Puis, Samir devient directeur d’une ONG internationale : Ummah Charity. Il me confie en tant que prestataire la réalisation de films de sensibilisation, notamment #Autism en 2018. Le film a un fort impact et permet de contribuer à la médiatisation de la cause autistique. On est régulièrement en contact et on essaie de monter des projets ensemble dès que l’occasion se présente.
Les préparatifs pour aller filmer dans les Pyrénées semblent avoir été faits dans l’urgence. Pouvez-vous nous en dire un peu plus ?
Le film n’était clairement pas prévu. Samir s’est lancé dans cette aventure folle : traverser les Pyrénées à pied sur un sentier de randonnée mythique : le GR10. Au fil de son aventure qu’il partage sur les réseaux sociaux, on découvre avec Wissame (le producteur du film) que son quotidien est riche en enseignements et en rencontres.
L’idée du film commence alors à germer, mais il faut se décider rapidement… Chaque jour qui passe, Samir s’approche alors un peu plus de la ligne d’arrivée. Nous avons donc fait nos sacs à dos : direction les Pyrénées avec l’espoir de revenir avec un film. Il y avait une vraie prise de risque, car nous n’avions aucune garantie du résultat. Le manque de préparation aurait pu nous coûter cher en revenant certes bredouilles, mais surtout sur le plan physique en risquant de nous blesser.

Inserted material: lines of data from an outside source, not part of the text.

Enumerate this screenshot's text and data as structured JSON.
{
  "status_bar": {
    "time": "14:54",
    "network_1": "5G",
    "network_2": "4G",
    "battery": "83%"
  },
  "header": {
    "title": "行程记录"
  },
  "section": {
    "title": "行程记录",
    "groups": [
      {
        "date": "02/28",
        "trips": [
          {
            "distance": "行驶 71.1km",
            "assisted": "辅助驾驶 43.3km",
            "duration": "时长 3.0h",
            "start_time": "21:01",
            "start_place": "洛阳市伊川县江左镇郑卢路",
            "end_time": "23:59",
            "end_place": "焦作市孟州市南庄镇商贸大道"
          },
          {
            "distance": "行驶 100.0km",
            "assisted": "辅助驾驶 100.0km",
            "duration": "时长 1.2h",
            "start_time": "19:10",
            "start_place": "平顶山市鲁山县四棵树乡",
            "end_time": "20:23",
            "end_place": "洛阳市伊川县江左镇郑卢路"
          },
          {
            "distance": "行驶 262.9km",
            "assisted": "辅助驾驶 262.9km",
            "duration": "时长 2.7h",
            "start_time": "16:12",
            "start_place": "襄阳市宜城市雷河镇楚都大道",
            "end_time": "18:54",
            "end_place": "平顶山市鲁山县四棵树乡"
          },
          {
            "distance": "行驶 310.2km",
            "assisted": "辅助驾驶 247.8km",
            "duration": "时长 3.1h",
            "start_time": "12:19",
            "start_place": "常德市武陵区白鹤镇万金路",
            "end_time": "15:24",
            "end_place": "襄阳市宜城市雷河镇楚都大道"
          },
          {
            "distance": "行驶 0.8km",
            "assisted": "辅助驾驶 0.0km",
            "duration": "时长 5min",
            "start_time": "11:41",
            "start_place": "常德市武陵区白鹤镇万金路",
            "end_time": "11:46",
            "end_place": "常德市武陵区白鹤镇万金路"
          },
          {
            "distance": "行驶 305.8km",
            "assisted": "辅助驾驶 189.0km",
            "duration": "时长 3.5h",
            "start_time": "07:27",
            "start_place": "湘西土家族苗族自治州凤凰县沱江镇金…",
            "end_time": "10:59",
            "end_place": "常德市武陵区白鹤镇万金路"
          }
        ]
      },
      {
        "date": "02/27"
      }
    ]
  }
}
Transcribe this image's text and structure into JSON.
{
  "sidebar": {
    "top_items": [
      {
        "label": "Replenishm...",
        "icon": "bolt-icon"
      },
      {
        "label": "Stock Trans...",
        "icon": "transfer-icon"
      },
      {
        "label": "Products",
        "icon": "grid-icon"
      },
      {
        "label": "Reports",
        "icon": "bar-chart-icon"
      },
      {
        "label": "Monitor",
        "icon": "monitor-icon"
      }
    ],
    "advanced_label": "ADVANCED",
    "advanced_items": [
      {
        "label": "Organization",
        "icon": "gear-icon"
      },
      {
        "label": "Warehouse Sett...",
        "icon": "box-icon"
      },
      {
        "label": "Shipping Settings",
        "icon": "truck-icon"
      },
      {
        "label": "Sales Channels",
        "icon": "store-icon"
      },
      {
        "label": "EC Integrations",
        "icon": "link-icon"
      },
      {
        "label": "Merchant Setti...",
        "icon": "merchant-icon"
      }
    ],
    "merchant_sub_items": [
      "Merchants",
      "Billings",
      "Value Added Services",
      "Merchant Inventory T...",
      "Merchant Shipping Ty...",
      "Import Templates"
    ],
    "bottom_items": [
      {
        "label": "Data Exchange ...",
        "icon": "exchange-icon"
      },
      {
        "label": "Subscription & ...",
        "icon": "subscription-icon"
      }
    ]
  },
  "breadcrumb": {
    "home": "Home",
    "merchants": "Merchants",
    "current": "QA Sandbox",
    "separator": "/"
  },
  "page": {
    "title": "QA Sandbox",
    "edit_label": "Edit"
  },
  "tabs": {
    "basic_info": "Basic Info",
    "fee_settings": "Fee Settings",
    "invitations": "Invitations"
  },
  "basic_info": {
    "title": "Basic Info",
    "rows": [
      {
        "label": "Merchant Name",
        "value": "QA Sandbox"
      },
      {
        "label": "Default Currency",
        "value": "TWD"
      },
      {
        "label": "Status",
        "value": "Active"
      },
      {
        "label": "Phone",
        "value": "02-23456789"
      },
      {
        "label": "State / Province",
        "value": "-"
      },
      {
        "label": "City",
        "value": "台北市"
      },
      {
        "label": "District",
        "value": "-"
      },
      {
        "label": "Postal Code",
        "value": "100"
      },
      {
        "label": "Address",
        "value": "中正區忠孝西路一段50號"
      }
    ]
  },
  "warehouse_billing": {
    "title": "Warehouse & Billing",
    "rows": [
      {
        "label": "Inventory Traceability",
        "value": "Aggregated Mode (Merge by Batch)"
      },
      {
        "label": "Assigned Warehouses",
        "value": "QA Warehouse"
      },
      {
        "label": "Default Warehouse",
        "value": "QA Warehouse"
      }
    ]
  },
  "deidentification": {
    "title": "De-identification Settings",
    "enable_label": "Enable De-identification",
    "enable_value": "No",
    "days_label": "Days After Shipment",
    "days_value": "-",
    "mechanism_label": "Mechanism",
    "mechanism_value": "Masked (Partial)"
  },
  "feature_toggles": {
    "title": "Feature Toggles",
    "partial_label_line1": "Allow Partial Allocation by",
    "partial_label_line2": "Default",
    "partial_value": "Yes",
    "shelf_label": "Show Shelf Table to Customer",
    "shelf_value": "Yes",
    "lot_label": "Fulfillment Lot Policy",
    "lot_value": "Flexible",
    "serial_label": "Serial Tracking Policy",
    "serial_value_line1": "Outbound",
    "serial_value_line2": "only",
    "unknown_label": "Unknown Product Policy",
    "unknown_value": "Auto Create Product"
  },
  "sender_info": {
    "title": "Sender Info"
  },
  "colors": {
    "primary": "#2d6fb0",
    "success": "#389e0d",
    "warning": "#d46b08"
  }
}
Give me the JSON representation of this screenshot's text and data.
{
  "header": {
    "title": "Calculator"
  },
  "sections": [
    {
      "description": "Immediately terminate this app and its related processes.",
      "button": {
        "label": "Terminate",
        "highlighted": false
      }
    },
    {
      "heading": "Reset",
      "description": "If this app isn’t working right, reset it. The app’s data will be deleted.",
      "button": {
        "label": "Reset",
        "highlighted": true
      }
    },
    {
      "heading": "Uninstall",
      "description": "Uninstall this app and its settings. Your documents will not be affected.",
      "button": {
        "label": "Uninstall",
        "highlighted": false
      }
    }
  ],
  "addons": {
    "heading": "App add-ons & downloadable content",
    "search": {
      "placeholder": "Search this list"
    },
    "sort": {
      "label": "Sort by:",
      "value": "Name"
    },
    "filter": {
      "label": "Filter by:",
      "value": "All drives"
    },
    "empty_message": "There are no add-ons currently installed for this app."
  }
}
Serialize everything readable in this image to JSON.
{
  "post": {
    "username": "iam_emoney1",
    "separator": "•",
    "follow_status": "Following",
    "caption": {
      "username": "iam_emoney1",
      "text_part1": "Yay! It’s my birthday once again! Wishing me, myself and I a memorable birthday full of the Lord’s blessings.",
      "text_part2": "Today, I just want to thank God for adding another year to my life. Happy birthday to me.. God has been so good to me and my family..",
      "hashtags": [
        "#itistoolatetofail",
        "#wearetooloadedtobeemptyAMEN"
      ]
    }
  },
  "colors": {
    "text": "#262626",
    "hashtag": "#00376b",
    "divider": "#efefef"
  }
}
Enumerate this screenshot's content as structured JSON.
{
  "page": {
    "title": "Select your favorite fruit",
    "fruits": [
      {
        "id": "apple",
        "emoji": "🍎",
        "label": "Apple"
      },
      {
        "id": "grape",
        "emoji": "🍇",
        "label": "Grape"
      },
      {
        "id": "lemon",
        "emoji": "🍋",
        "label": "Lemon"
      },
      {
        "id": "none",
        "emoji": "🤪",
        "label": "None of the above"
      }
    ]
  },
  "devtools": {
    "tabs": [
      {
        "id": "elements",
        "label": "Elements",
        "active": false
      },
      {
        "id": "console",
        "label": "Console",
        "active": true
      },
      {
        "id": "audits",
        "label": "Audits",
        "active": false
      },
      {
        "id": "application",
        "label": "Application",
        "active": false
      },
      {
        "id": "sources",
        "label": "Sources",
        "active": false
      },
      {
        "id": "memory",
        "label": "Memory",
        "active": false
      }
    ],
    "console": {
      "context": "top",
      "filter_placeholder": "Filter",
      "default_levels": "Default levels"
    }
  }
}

La présentation du documentaire parle d’une remise en cause du mode de vie citadin. Qu’entendez-vous par là ?
Nous vivons dans une société ultra connectée, où tout va toujours plus vite et où nous sommes constamment exposés au bruit. Le bruit au sens large : sons, notification, pollution, etc. Les statistiques sur le stress en France sont en hausse depuis des années. Nous n’arrivons plus à prendre le temps de contempler le monde qui nous entoure, la nature et la beauté de la création. Et lorsque nous prenons parfois ce temps, notre esprit est souvent ailleurs et ne profite pas de l’instant présent.
Dans les montagnes, c’est le calme. Les préoccupations se limitent à : « Où vais-je poser ma tente ce soir » et à « Qu’est-ce que je vais manger ? ». Du coup, ça permet de relativiser les événements de notre quotidien et de prendre conscience que l’être humain est capable de vivre, et d’être heureux avec le minimum vital. Le but n’est pas de vivre une vie monacale, c’est pour ça que le film s’appelle « En Mode Avion » et non pas « Déconnexion ». C’est l’idée de se couper temporairement de la civilisation pour revenir rechargé et avec des idées nouvelles.
Cette marche dans les Pyrénées a permis à S. Oueldi de faire une introspection. Quelle place prend la spiritualité dans ce cheminement du marcheur et dans le documentaire ?
Cette quête initiatique, c’est le point de départ de l’aventure de Samir. Lorsqu’il décide de partir en juin dernier, il espère pouvoir faire le point sur sa vie, se remettre en question et revenir changé. Comment ? Il l’ignore au départ, mais il décide de partir l’esprit ouvert et surtout avec un cœur réceptif. En tant que croyant pratiquant, il connaît l’importance de ce travail d’introspection pour devenir meilleur et se rapprocher du Créateur.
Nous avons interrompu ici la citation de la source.